Takata Details Results of Airbag Inflator Failure Tests
Takata Corp., which acknowledged this week that 34 million of its airbag inflators in the U.S. should be replaced, reports 0.9% of the devices it retrieved in recent months from already recalled vehicles exploded when later triggered in its lab tests.
Takata Corp., which acknowledged this week that 34 million of its airbag inflators in the U.S. should be replaced, reports 0.9% of the devices it retrieved in recent months from already recalled vehicles exploded when later triggered in its lab tests.
Takata has detailed results of its own tests of 30,800 inflators in four reports to the National Highway Traffic Safety Administration. The analyses describe three passenger-side inflator types and three variants of a driver-side inflator.
Failure rates ranged from 2.2% for one passenger-side inflator design the company supplied to General Motors, Honda and Toyota to 0.07% for three variants of a driver-side inflator system sold to BMW, Chrysler, Ford, Honda and Mazda. A fourth variant experienced no ruptures.

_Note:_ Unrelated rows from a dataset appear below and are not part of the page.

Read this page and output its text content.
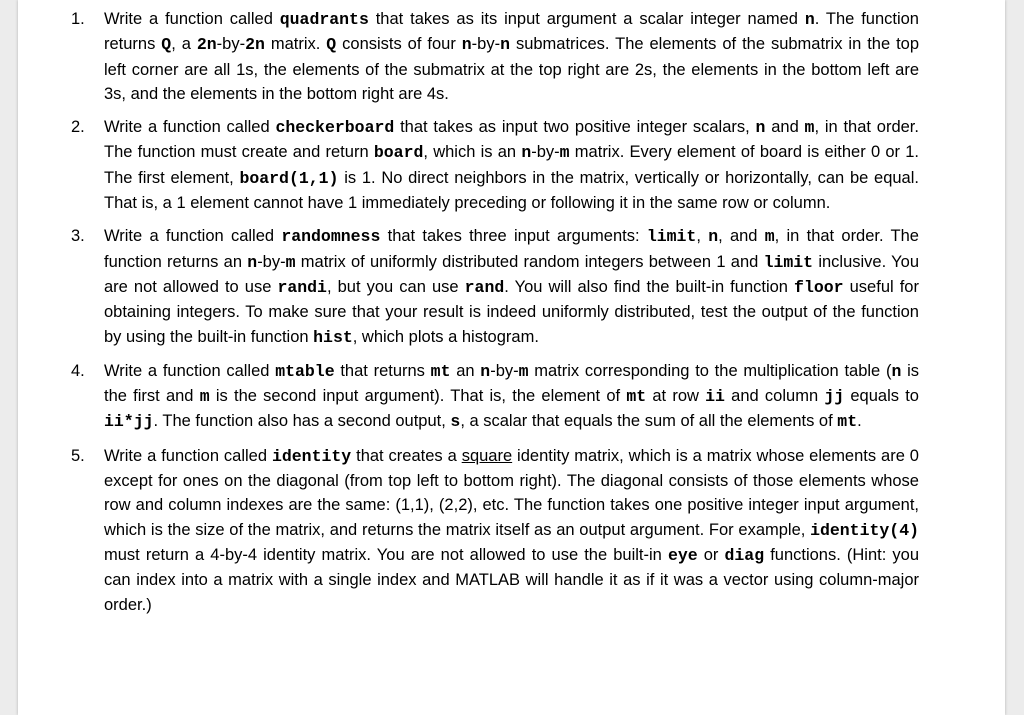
1. Write a function called quadrants that takes as its input argument a scalar integer named n. The function returns Q, a 2n-by-2n matrix. Q consists of four n-by-n submatrices. The elements of the submatrix in the top left corner are all 1s, the elements of the submatrix at the top right are 2s, the elements in the bottom left are 3s, and the elements in the bottom right are 4s.
2. Write a function called checkerboard that takes as input two positive integer scalars, n and m, in that order. The function must create and return board, which is an n-by-m matrix. Every element of board is either 0 or 1. The first element, board(1,1) is 1. No direct neighbors in the matrix, vertically or horizontally, can be equal. That is, a 1 element cannot have 1 immediately preceding or following it in the same row or column.
3. Write a function called randomness that takes three input arguments: limit, n, and m, in that order. The function returns an n-by-m matrix of uniformly distributed random integers between 1 and limit inclusive. You are not allowed to use randi, but you can use rand. You will also find the built-in function floor useful for obtaining integers. To make sure that your result is indeed uniformly distributed, test the output of the function by using the built-in function hist, which plots a histogram.
4. Write a function called mtable that returns mt an n-by-m matrix corresponding to the multiplication table (n is the first and m is the second input argument). That is, the element of mt at row ii and column jj equals to ii*jj. The function also has a second output, s, a scalar that equals the sum of all the elements of mt.
5. Write a function called identity that creates a square identity matrix, which is a matrix whose elements are 0 except for ones on the diagonal (from top left to bottom right). The diagonal consists of those elements whose row and column indexes are the same: (1,1), (2,2), etc. The function takes one positive integer input argument, which is the size of the matrix, and returns the matrix itself as an output argument. For example, identity(4) must return a 4-by-4 identity matrix. You are not allowed to use the built-in eye or diag functions. (Hint: you can index into a matrix with a single index and MATLAB will handle it as if it was a vector using column-major order.)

Takata has said high humidity is a factor in the failures. It reports all but two inflators that exploded in its tests came from vehicles that spent most or all their service lives in high humidity climates.
But neither Takata nor any other investigation has yet pinpointed the root cause of the failures. To complicate matters, Takata's tests show the failure rate of a given inflator design varies for unknown reasons by the type of vehicle in which they were installed.
The company says it is aware of 84 ruptures that occurred in vehicles on the road, including 15 in models not yet recalled. Of the total, 63 malfunctions involved driver-side Takata inflators and 21 were the company's passenger-side devices. The inflators were between 8 and 11.5 years old.